The new Ave-Riley AR-2 LMP3 car could make its competition debut as early as next month’s European Le Mans Series round at Imola.
The first U.S.-built LMP3 car had to undergo revisions to the splitter, roof and windshield in order for it to be homologated by the ACO, which has resulted in the delay, according to Tony Ave.
“We had missed a couple of small things that we had to change the molds of for the regulations,” Ave told Sportscar365. “In particular the roof and the windshield, it takes awhile.
“So that was the big thing, but it happens. I had started a carbon shop to do the bodywork and such because of the price cap, so I could make the cars and not lose money.
“And that, combined with the revisions set us back four weeks or so. We’re close.”
Ave said he expects to begin on-track testing, likely either at VIR or Road Atlanta, shortly, prior to the car’s final homologation which is expected within the next few weeks.
The Trans-Am and sports car ace, along with fellow American Doug Peterson, will race the AR-2 with Murphy Prototypes once the car debuts in the ELMS, which Ave said is likely to be at Imola on May 13-15.
Ave and Peterson took part in last weekend’s season-opener in a rented Ginetta LMP3, which gave the pairing a chance to work with the Irish squad for the first time.

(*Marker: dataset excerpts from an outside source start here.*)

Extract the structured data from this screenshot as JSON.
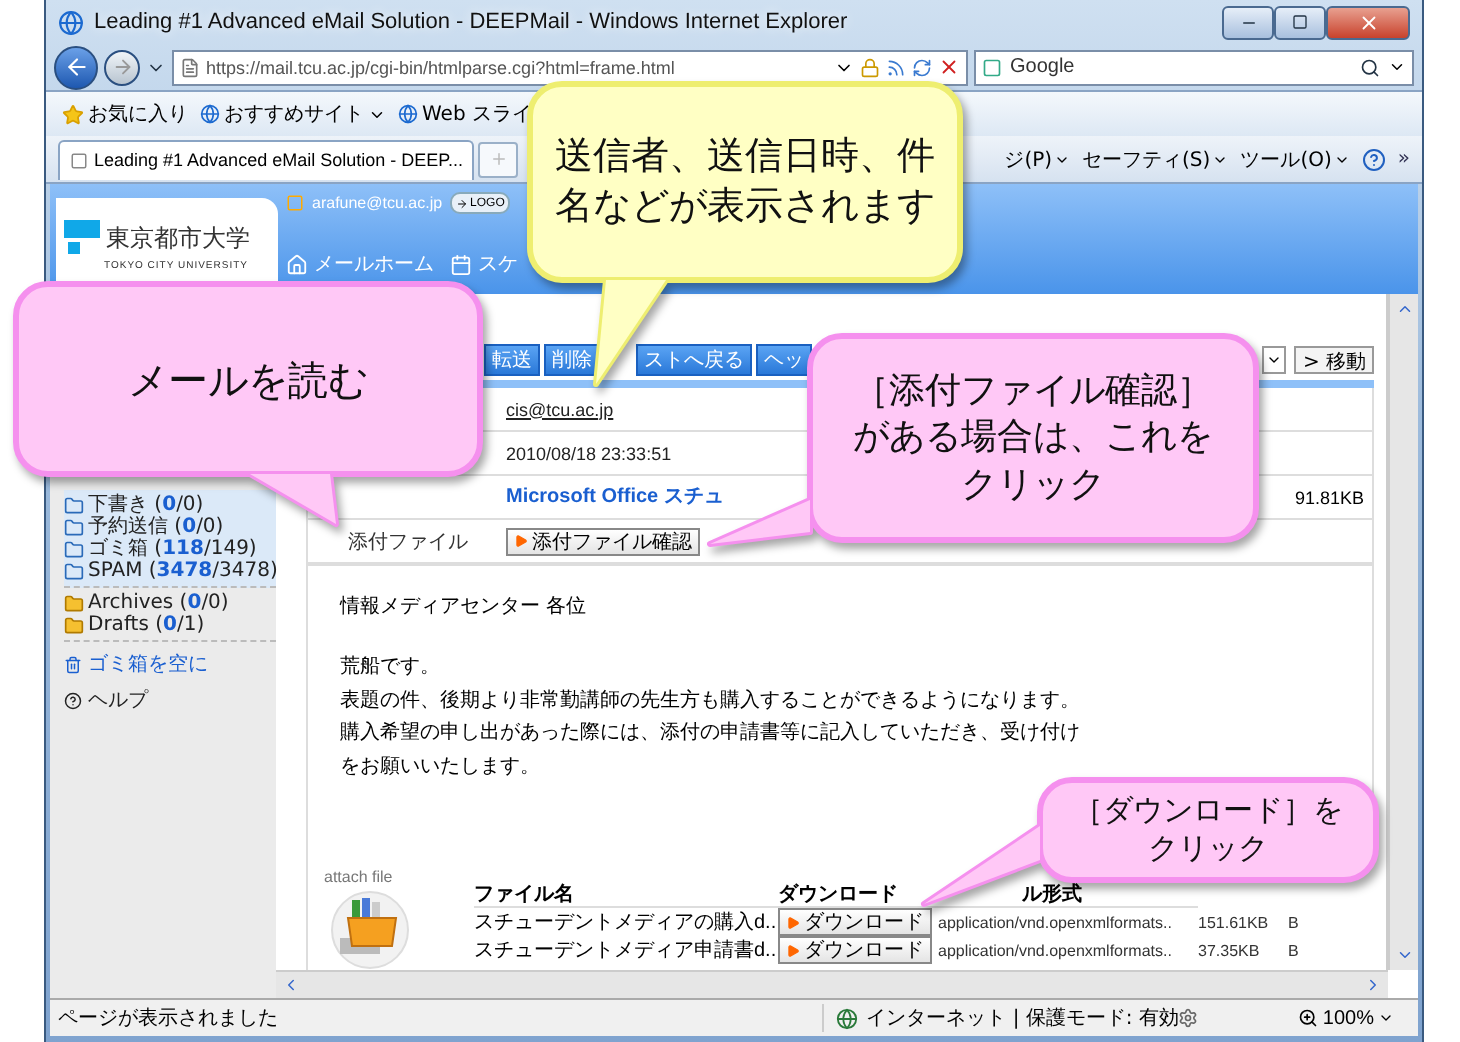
{
  "window": {
    "title": "Leading #1 Advanced eMail Solution - DEEPMail - Windows Internet Explorer"
  },
  "address_bar": {
    "url": "https://mail.tcu.ac.jp/cgi-bin/htmlparse.cgi?html=frame.html"
  },
  "search": {
    "value": "Google"
  },
  "favorites_bar": {
    "favorites": "お気に入り",
    "suggested": "おすすめサイト",
    "web_slice": "Web スライ"
  },
  "tab_bar": {
    "tabs": [
      {
        "label": "Leading #1 Advanced eMail Solution - DEEP...",
        "selected": true
      }
    ],
    "commands": [
      "ジ(P)",
      "セーフティ(S)",
      "ツール(O)"
    ],
    "more": "»"
  },
  "mail": {
    "user": "arafune@tcu.ac.jp",
    "logout": "LOGO",
    "logo": {
      "name": "東京都市大学",
      "subtitle": "TOKYO CITY UNIVERSITY"
    },
    "nav": [
      {
        "label": "メールホーム",
        "kind": "home"
      },
      {
        "label": "スケ",
        "kind": "schedule"
      }
    ],
    "folders": [
      {
        "label": "下書き (**0**/0)",
        "kind": "mail"
      },
      {
        "label": "予約送信 (**0**/0)",
        "kind": "mail"
      },
      {
        "label": "ゴミ箱 (**118**/149)",
        "kind": "mail"
      },
      {
        "label": "SPAM (**3478**/3478)",
        "kind": "mail"
      },
      {
        "label": "Archives (**0**/0)",
        "kind": "local"
      },
      {
        "label": "Drafts (**0**/1)",
        "kind": "local"
      }
    ],
    "empty_trash": "ゴミ箱を空に",
    "help": "ヘルプ",
    "toolbar": [
      "転送",
      "削除",
      "ストへ戻る",
      "ヘッ"
    ],
    "move": "> 移動",
    "header": {
      "from": "cis@tcu.ac.jp",
      "date": "2010/08/18 23:33:51",
      "subject": "Microsoft Office スチュ",
      "size": "91.81KB",
      "attachment_label": "添付ファイル",
      "attachment_button": "添付ファイル確認"
    },
    "message": {
      "greeting": "情報メディアセンター 各位",
      "lines": [
        "荒船です。",
        "表題の件、後期より非常勤講師の先生方も購入することができるようになります。",
        "購入希望の申し出があった際には、添付の申請書等に記入していただき、受け付け",
        "をお願いいたします。"
      ]
    },
    "attachments": {
      "title": "attach file",
      "columns": [
        "ファイル名",
        "ダウンロード",
        "ル形式"
      ],
      "rows": [
        {
          "name": "スチューデントメディアの購入d..",
          "download": "ダウンロード",
          "type": "application/vnd.openxmlformats..",
          "size": "151.61KB",
          "column_5": "B"
        },
        {
          "name": "スチューデントメディア申請書d..",
          "download": "ダウンロード",
          "type": "application/vnd.openxmlformats..",
          "size": "37.35KB",
          "column_5": "B"
        }
      ]
    }
  },
  "status_bar": {
    "text": "ページが表示されました",
    "zone": "インターネット | 保護モード: 有効",
    "zoom": "100%"
  },
  "callouts": [
    {
      "kind": "note",
      "lines": [
        "送信者、送信日時、件",
        "名などが表示されます"
      ]
    },
    {
      "kind": "tip",
      "lines": [
        "メールを読む"
      ]
    },
    {
      "kind": "tip",
      "lines": [
        "［添付ファイル確認］",
        "がある場合は、これを",
        "クリック"
      ]
    },
    {
      "kind": "tip",
      "lines": [
        "［ダウンロード］を",
        "クリック"
      ]
    }
  ]
}
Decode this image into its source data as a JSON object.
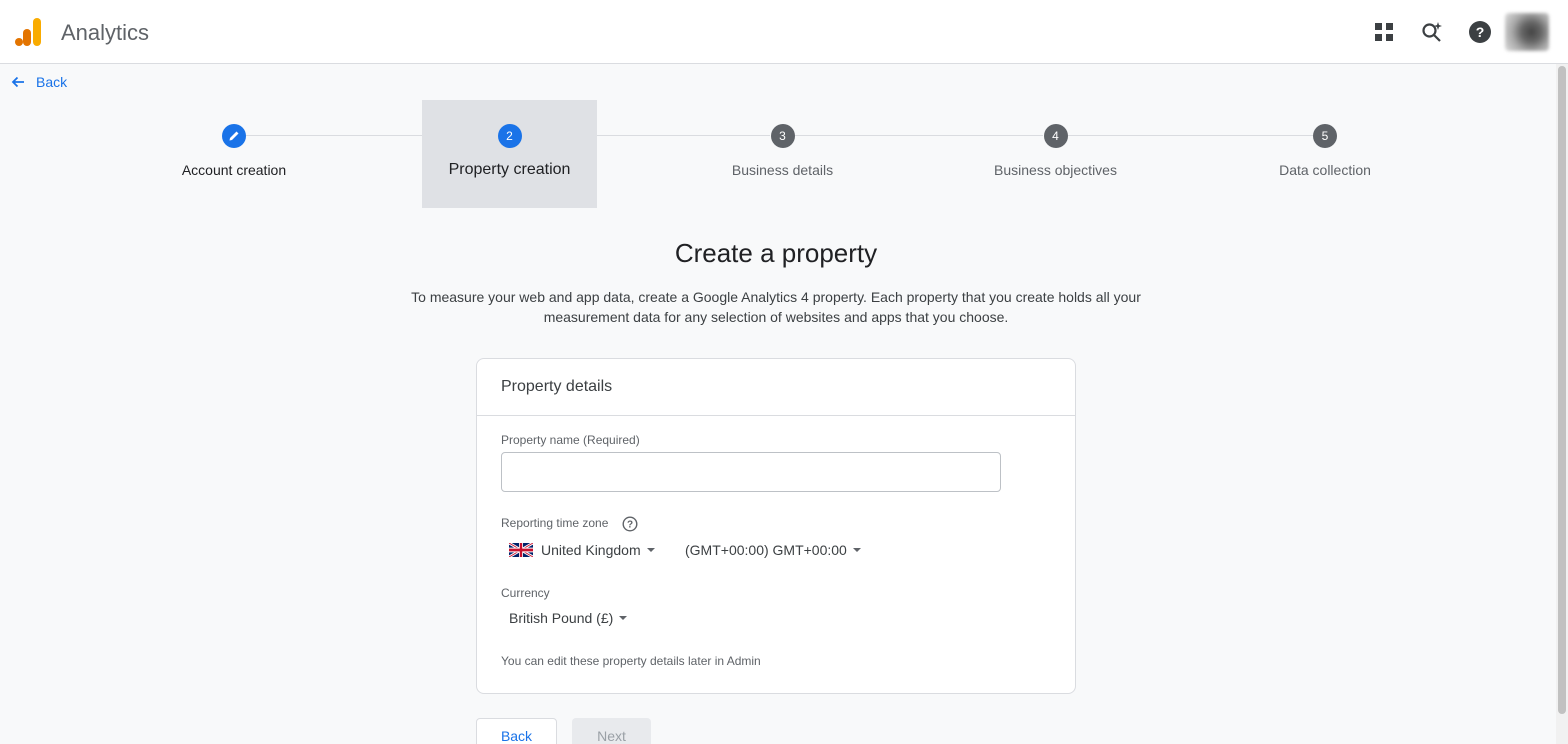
{
  "header": {
    "app_title": "Analytics",
    "icons": [
      "apps-grid-icon",
      "search-spark-icon",
      "help-icon",
      "avatar"
    ]
  },
  "nav": {
    "back_label": "Back"
  },
  "stepper": {
    "steps": [
      {
        "number": "",
        "label": "Account creation",
        "state": "completed"
      },
      {
        "number": "2",
        "label": "Property creation",
        "state": "current"
      },
      {
        "number": "3",
        "label": "Business details",
        "state": "pending"
      },
      {
        "number": "4",
        "label": "Business objectives",
        "state": "pending"
      },
      {
        "number": "5",
        "label": "Data collection",
        "state": "pending"
      }
    ]
  },
  "main": {
    "heading": "Create a property",
    "description": "To measure your web and app data, create a Google Analytics 4 property. Each property that you create holds all your measurement data for any selection of websites and apps that you choose."
  },
  "card": {
    "title": "Property details",
    "property_name_label": "Property name (Required)",
    "property_name_value": "",
    "timezone_label": "Reporting time zone",
    "country_value": "United Kingdom",
    "timezone_value": "(GMT+00:00) GMT+00:00",
    "currency_label": "Currency",
    "currency_value": "British Pound (£)",
    "footnote": "You can edit these property details later in Admin"
  },
  "buttons": {
    "back": "Back",
    "next": "Next"
  },
  "colors": {
    "accent": "#1a73e8",
    "pending_step": "#5f6368",
    "logo_orange": "#f9ab00",
    "logo_dark": "#e37400"
  }
}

“It’s a really exciting project,” team principal Greg Murphy told Sportscar365. “It’s a brand new car. We know that there’s great people behind it.
“So for us, it’s the most exciting thing we’ve had since pretty much we started. It’s really exciting.
“The new chapter of LMP3, the dominance of Ligier… Obviously we’d like to think that we’re going to be trying to beat them. Being at the ground level as an engineering challenge, it’s great.”
Ave said they already have four AR-2s sold to customers in the U.S., while there’s a high level of interest also in Europe, despite the ELMS LMP3 grid currently being oversubscribed.
He expected at least eight to ten cars to be running by the end of the year.
“We have a lot of customer interest both [in Europe] and in the States for track day cars also, which surprised me,” Ave said.
“Guys over [in Europe] want to buy them, so that they can come to ELMS racing or in the national championships. A lot of guys want to run them in the national championships.”
While there’s currently no dedicated championship in North America for LMP3 cars, Ave, who is a partner in Trans-Am, feels it’s just a matter of time until the platform is fully embraced.
“The answer to that question is yes, there definitely will be,” he said. “Whether it’s IMSA or not… [IMSA] would be the easiest way.
“But I can tell you this, if they don’t do it, there’s a lot of other people waiting to do it.
“I own part of Trans-Am, and we could very easily make it part of those weekends. But I rather not mess with that because it’s enough work doing what I do.
“It’s obvious that it’s a cool prototype; it looks good, it’s fun to drive, and it costs less than my Trans-Am car.
“They will definitely be racing them in the States. Exactly how or where, is a little jump ball right now.
“There’s a lot of interest. The fields [in Europe] have opened some eyes too within the professional series in the States, and that’s obviously the model that some of these guys are trying to go after.”